Clock Domains

A typical PGP target runs three principal clock domains. Understanding which signals live in which domain — and where the synchronisers sit — is the only way to read the RTL without getting lost.

The Three Domains

dmaClk (250 MHz nominal)

Source: <Board>Core.dmaClk output. Derived from the PCIe PHY’s recovered reference clock and exposed back to the rest of the design.

Lives here:

  • The DMA engine internals (AxiPcieDma + AxiStreamDmaV2).

  • The PCIe AXI4 interface to the PHY.

  • The application side of every dmaObMasters / dmaIbMasters pair.

The DMA bus width (DMA_AXIS_CONFIG_G) is per-board; the shared PgpLaneRx / PgpLaneTx auto-resize between this width and the fixed protocol-layer width (PGP4_AXIS_CONFIG_C).

axilClk (typically 156.25 MHz)

Source: userClk156 from the board (gigabit reference clock divider), optionally divided down by a ClockManagerUltraScale MMCM in the target top-level.

Lives here:

  • The AXI-Lite register tree from BAR0 onwards.

  • The application-region crossbar.

  • Most per-lane control + monitor logic.

The boundary between dmaClk and axilClk is handled inside axi-pcie-core (AxiPcieReg uses surf.AxiLiteAsync).

pgpClk (per-lane, GT-recovered)

Source: surf.Pgp4GtyUs recovered RX clock per lane (PGP3/PGP4 provide an explicit recovered clock per direction). The exact frequency is line-rate-dependent — for example PGP4 @ 6.25 Gbps yields 156.25 MHz, PGP4 @ 25 Gbps yields 390.625 MHz.

Lives here:

  • PgpLaneRx ingress path (per-VC FIFOs, Mux to a single stream).

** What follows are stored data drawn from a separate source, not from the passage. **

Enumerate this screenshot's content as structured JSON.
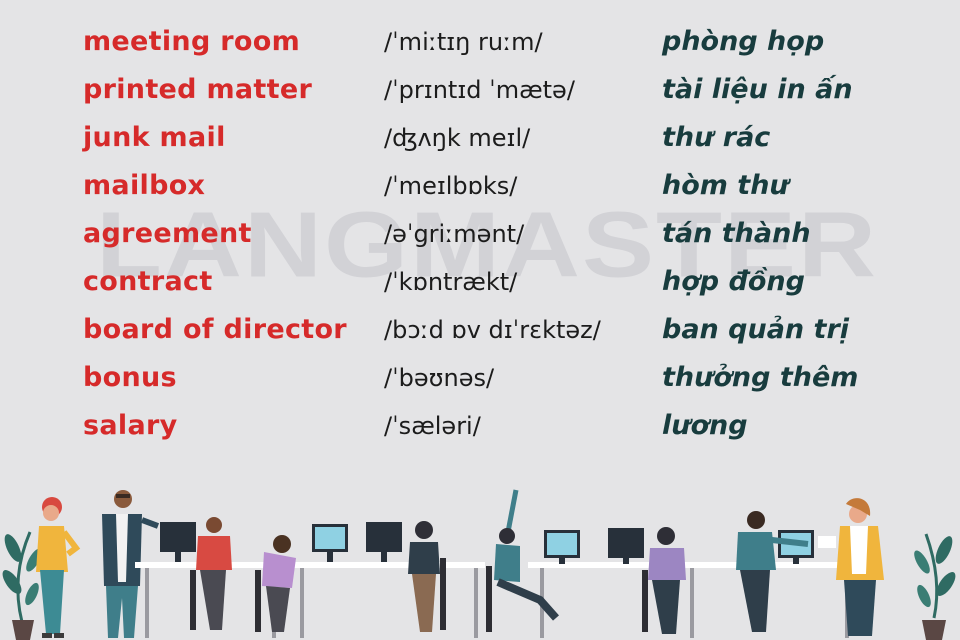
{
  "watermark": "LANGMASTER",
  "vocabulary": [
    {
      "word": "meeting room",
      "ipa": "/ˈmiːtɪŋ ruːm/",
      "meaning": "phòng họp"
    },
    {
      "word": "printed matter",
      "ipa": "/ˈprɪntɪd ˈmætə/",
      "meaning": "tài liệu in ấn"
    },
    {
      "word": "junk mail",
      "ipa": "/ʤʌŋk meɪl/",
      "meaning": "thư rác"
    },
    {
      "word": "mailbox",
      "ipa": "/ˈmeɪlbɒks/",
      "meaning": "hòm thư"
    },
    {
      "word": "agreement",
      "ipa": "/əˈgriːmənt/",
      "meaning": "tán thành"
    },
    {
      "word": "contract",
      "ipa": "/ˈkɒntrækt/",
      "meaning": "hợp đồng"
    },
    {
      "word": "board of director",
      "ipa": "/bɔːd ɒv dɪˈrɛktəz/",
      "meaning": "ban quản trị"
    },
    {
      "word": "bonus",
      "ipa": "/ˈbəʊnəs/",
      "meaning": "thưởng thêm"
    },
    {
      "word": "salary",
      "ipa": "/ˈsæləri/",
      "meaning": "lương"
    }
  ],
  "colors": {
    "background": "#e4e4e6",
    "word": "#d62a2a",
    "ipa": "#1c1c1c",
    "meaning": "#183c3e",
    "watermark": "#d2d2d6"
  },
  "illustration": {
    "subject": "office-workers-at-desks-illustration"
  }
}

  • PgpLaneTx final stages after the DMA crossing (SsiInsertSof, AxiStreamDeMux to VCs, the GT TX side).

  • The per-lane PGP framer state in surf.Pgp4GtyUs.

Crossings

Every domain crossing in the application layer uses one of two surf primitives:

  • Stream crossingssurf.AxiStreamFifoV2 with GEN_SYNC_FIFO_G => false. Used for pgpClk dmaClk (PGP RX, PGP TX) and for any dmaClk axilClk stream crossing (rare).

  • Single-bit / vector crossingssurf.Synchronizer and surf.SynchronizerVector. Used for dmaBuffGrpPause propagation into pgpClk and for pgpTxIn.locData(0) toggles.

No combinational paths cross domain boundaries. Every crossing is explicit in the RTL via one of those two primitives.

Why dmaClk is 250 MHz

The 250 MHz figure is set by DMA_CLK_FREQ_C in axi-pcie-core’s per-board AxiPciePkg.vhd. It is the highest clock frequency that meets timing on all 14 supported boards with the standard AxiStreamDmaV2 instantiation. Raising it would require re-timing the DMA engine and is not a per-target decision.

Implications for Application Design

  • If you add a custom DMA sink in the application, it must run on dmaClk (or cross into your own clock with a surf.AxiStreamFifoV2).

  • If you add custom AXI-Lite registers, expose them on axilClk; AxiPcieReg already handles the BAR0 ↔ axilClk crossing.

  • Do not introduce a fourth global clock unless you have a documented reason. Adding domains is the most common source of timing failures in this codebase.